Create a dataset from my own data

I am trying to follow this example:

and replicate it on my own data (in bids format).
For that, I need to create a Dataset from my own data.
Meaning, instead of the lines:

from nilearn import datasets
dataset = datasets.fetch_development_fmri(n_subjects=1)

It should be something like:

dataset = datasets.fetch_from_folder(path_to_bids)

How can I do this?
In all of the many published nilearn examples, I only saw how to use their pre-defined datasets.


Hi @orko,

The fetch functions provided in nilearn’s datasets return a dictionary that has file paths to the downloaded data, which are stored by default in nilearn_data in your home directory. These functions are convenient for downloading data, but don’t have anything special about them that is required by nilearn.

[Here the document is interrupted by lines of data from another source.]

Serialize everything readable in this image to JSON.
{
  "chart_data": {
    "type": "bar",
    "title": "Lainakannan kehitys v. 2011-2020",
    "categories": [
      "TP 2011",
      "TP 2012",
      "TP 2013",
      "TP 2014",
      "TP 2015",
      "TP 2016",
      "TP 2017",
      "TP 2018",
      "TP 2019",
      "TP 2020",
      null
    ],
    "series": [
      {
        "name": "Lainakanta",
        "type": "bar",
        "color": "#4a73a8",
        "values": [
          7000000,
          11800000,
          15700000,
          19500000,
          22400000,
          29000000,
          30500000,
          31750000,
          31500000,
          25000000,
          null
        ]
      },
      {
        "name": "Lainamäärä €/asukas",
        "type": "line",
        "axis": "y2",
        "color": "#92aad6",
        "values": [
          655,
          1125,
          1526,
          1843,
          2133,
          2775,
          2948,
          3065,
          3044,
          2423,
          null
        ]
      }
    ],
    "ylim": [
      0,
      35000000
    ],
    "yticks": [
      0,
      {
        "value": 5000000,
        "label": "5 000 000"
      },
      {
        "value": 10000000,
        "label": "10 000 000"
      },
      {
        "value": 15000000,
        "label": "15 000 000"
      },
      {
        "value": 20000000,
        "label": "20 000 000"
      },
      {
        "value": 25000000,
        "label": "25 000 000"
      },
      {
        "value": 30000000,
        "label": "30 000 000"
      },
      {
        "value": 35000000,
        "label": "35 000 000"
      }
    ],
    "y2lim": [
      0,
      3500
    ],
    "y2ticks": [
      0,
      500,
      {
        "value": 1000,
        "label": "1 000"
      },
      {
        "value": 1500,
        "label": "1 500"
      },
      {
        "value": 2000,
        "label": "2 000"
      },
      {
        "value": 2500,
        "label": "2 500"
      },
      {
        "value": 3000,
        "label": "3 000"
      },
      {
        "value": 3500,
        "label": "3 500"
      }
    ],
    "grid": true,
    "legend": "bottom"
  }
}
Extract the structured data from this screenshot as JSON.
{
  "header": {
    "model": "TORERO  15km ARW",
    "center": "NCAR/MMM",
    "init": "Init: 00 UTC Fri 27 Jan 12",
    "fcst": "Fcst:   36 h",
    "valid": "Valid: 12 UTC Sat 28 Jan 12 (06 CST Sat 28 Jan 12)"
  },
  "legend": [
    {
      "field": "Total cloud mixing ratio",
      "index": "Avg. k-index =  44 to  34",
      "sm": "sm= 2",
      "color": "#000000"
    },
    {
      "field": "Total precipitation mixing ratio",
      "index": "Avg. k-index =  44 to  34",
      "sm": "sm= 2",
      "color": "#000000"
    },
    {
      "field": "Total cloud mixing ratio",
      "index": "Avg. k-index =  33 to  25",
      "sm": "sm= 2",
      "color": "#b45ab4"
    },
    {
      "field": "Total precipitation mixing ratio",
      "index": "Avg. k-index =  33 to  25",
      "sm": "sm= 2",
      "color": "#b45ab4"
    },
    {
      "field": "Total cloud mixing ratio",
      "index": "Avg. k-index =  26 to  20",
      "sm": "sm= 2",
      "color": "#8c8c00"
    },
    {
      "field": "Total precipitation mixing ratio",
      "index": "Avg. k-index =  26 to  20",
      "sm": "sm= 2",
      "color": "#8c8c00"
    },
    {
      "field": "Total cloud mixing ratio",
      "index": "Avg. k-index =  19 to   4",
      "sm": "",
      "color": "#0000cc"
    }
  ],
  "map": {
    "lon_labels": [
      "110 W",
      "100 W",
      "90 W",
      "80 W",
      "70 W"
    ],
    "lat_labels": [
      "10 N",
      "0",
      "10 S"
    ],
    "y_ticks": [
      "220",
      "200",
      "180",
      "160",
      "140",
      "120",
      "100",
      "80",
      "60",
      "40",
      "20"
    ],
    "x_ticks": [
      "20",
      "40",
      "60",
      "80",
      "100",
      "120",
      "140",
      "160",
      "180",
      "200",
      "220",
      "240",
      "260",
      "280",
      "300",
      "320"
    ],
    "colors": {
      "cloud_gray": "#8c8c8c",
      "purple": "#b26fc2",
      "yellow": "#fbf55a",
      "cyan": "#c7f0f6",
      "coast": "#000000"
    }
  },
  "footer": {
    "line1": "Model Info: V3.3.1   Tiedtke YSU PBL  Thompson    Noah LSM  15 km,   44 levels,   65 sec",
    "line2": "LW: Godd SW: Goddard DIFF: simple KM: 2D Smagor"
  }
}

If you wanted something similar to the dictionary that these functions return, you would have to build your own for your own dataset.

For instance, if you had a BIDS dataset stored in ~/my_data/, you could use python’s glob module to return all files that match a pattern:

import glob
dataset = {'func': glob.glob('~/my_data/*/*/*bold.nii.gz'),
         'confounds': glob.glob('~/my_data/*/*/*confounds.tsv')}

You could imagine adding more keys to the dictionary depending if you needed them for the analysis.

Alternatively, you could look into PyBIDS, which provides various functions that allow you to access your data without having to provide all sorts of file paths (assuming your data is perfectly in BIDS format)

In fact the only thing you need to have to run this on your data is to get dataset.func defined,
but you could simply use

func_filename =  'path_to_your_data.nii.gz'

and run the whole thing without bothering with datasets

@danjgale Thanks, the data is indeed perfectly in BIDS format - do you have an example for how to combine pyBIDS with nilearn’s Dataset & analysis?

Yes but I prefer to have the Dataset object for compatibility with other functions as wel

Then you can create a sklearn Bunch manually, by imputing your data. This what the nilearn functions do.

1 Like

@bthirion Thanks, one more (perhaps basic) question - are the func and anat files in nilearn’s datasets (For example for .nii used here

) are the raw files, or the one generated after running fmriprep?

These are the files obtained by running fmriprep or some equivalent data analysis tool.
In particular, they are registered and resampled to MNI space.

@bthirion and haxby_dataset.anat[0] is the same subject’s brain_mask.nii.gz after preprocessing right?

Yes, but I would advise you to take a standard mask in MNI space if you run a multi-subject study.